In: Economics
Choose the missing words in the following sentences.
a) In a small open economy, if the world real interest rate is above the rate at which national saving equals domestic investment, then there will be a trade surplus / balanced trade / a trade deficit and positive / zero / negative net capital outflow.
b) In the event that an unfavorable supply shock moves the economy away from the natural rate of output, the Central bank faces a dilemma: monetary policy can either return output to the natural rate but with a higher / lower price level, or allow the price level to return to its original level but with a higher / lower level of output in the short run.
c) If the rate of separation is 0.02 and the rate of job finding is 0.08 but the current unemployment rate is 0.10, then the current unemployment rate is above / at / below the equilibrium rate. In the next period it will move toward / stay at / move away from the equilibrium rate.
d) Starting from the natural level of output, an unexpected monetary contraction will cause output and the price level to increase / decrease in the short run. In the long run, the expected price level will increase / decrease, causing the level of output to return to the natural level.
e) A debt-financed tax cut will increase / not change / decrease current consumption in the traditional view and increase / not change / decrease current consumption in the Ricardian equivalence view.
Correct choices in bold, and explanations are as follows:
---
a) In a small open economy, if the world real interest rate is above the rate at which national saving equals domestic investment, then there will be a trade surplus and positive net capital outflow.
Explanation:
If world real interest rate is above the national interest rate, capital will flow out of the country.
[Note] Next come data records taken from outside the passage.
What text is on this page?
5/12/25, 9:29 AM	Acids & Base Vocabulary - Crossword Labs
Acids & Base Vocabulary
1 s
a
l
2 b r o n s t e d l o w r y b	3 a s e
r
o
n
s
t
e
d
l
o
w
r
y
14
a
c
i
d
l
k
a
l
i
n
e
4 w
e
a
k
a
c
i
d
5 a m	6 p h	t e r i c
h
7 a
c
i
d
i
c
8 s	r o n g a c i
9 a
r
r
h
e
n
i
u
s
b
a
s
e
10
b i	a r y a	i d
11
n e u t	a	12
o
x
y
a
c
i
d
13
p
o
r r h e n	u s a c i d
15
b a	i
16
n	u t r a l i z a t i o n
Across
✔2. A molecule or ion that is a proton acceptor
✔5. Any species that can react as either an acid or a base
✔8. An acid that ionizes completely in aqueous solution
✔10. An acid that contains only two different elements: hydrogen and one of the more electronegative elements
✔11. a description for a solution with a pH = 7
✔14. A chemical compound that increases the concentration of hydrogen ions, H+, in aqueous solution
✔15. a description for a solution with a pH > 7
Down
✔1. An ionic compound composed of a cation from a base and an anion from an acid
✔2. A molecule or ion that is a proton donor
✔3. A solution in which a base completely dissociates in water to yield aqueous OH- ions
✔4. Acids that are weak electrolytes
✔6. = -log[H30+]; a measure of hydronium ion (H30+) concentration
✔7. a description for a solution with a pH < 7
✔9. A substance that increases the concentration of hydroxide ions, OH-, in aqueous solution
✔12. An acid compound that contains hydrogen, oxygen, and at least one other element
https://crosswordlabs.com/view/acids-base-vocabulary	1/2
Thus, NCO will rise.
Now, NX = NCO -- basic equality in an open economy
Thus, NX will also rise, creating a trade surplus.
---
b) In the event that an unfavorable supply shock moves the economy away from the natural rate of output, the Central bank faces a dilemma: monetary policy can either return output to the natural rate but with a higher price level, or allow the price level to return to its original level but with a lower level of output in the short run.
Explanation:
If SRAS shifts to the left, price level rises. Corrective monetary policy will shift AD to the right. This will raise price levels further. If the Central Bank does nothing, the equilibrium level of output will fall in the short run.
---
c) If the rate of separation is 0.02 and the rate of job finding is 0.08 but the current unemployment rate is 0.10, then the current unemployment rate is below the equilibrium rate. In the next period it will move toward the equilibrium rate.
Explanation:
Natural U-rate = s/(s+f)
= 0.02/(0.10) = 0.20 = 20%
The current u-rate is lower than the natural rate.
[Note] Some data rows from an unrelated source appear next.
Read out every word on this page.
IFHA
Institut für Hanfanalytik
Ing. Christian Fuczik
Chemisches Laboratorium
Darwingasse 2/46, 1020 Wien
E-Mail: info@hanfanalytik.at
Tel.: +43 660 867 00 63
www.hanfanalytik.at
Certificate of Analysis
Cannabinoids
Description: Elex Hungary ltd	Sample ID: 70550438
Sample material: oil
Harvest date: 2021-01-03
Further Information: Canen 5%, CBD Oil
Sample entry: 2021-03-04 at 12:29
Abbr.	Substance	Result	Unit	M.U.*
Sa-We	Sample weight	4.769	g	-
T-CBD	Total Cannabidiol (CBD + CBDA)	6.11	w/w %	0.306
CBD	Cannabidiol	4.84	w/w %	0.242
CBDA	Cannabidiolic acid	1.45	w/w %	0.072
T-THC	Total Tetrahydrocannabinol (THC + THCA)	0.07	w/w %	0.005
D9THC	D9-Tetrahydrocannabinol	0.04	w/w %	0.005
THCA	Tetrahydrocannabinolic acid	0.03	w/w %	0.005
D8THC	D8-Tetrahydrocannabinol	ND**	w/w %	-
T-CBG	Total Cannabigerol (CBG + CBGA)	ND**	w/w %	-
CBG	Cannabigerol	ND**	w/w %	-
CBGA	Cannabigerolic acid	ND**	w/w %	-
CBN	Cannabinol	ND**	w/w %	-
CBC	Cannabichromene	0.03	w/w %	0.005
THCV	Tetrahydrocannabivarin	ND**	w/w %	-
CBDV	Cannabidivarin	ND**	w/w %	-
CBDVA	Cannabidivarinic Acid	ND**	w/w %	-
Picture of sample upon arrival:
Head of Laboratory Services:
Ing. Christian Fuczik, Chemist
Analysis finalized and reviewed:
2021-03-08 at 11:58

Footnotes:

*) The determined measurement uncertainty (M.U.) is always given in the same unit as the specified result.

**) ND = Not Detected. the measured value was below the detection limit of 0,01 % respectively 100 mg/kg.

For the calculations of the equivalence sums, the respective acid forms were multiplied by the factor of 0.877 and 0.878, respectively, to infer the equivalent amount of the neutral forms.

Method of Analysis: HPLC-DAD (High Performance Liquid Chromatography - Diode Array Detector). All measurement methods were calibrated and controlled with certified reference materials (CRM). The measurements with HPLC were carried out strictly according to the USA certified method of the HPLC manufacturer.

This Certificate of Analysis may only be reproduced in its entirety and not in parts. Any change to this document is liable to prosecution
Slowly over time, it will move towards the natural u-rate, and in the long run it will equal the natural u-rate.
---
d) Starting from the natural level of output, an unexpected monetary contraction will cause output and the price level to decrease in the short run. In the long run, the expected price level will increase, causing the level of output to return to the natural level.
Explanation:
A monetary contraction reduces the Money Supply in the economy. This causes AD to fall, and thus real GDP to fall. With time, newer contracts at the lower price level allow output to rise, since cost of production had fallen. This brings back output to the natural level.
---
e) A debt-financed tax cut will increase current consumption in the traditional view and not change current consumption in the Ricardian equivalence view.
Explanation:
Under the traditional view, a tax cut will lead to a rise in disposable income, and people will consume more. Under the Ricardian equivalence theory, since the tax cut is debt financed, consumers know that their lifetime consumption is not going to change. They will have to bear the cost later on. Thus, they don't change their consumption.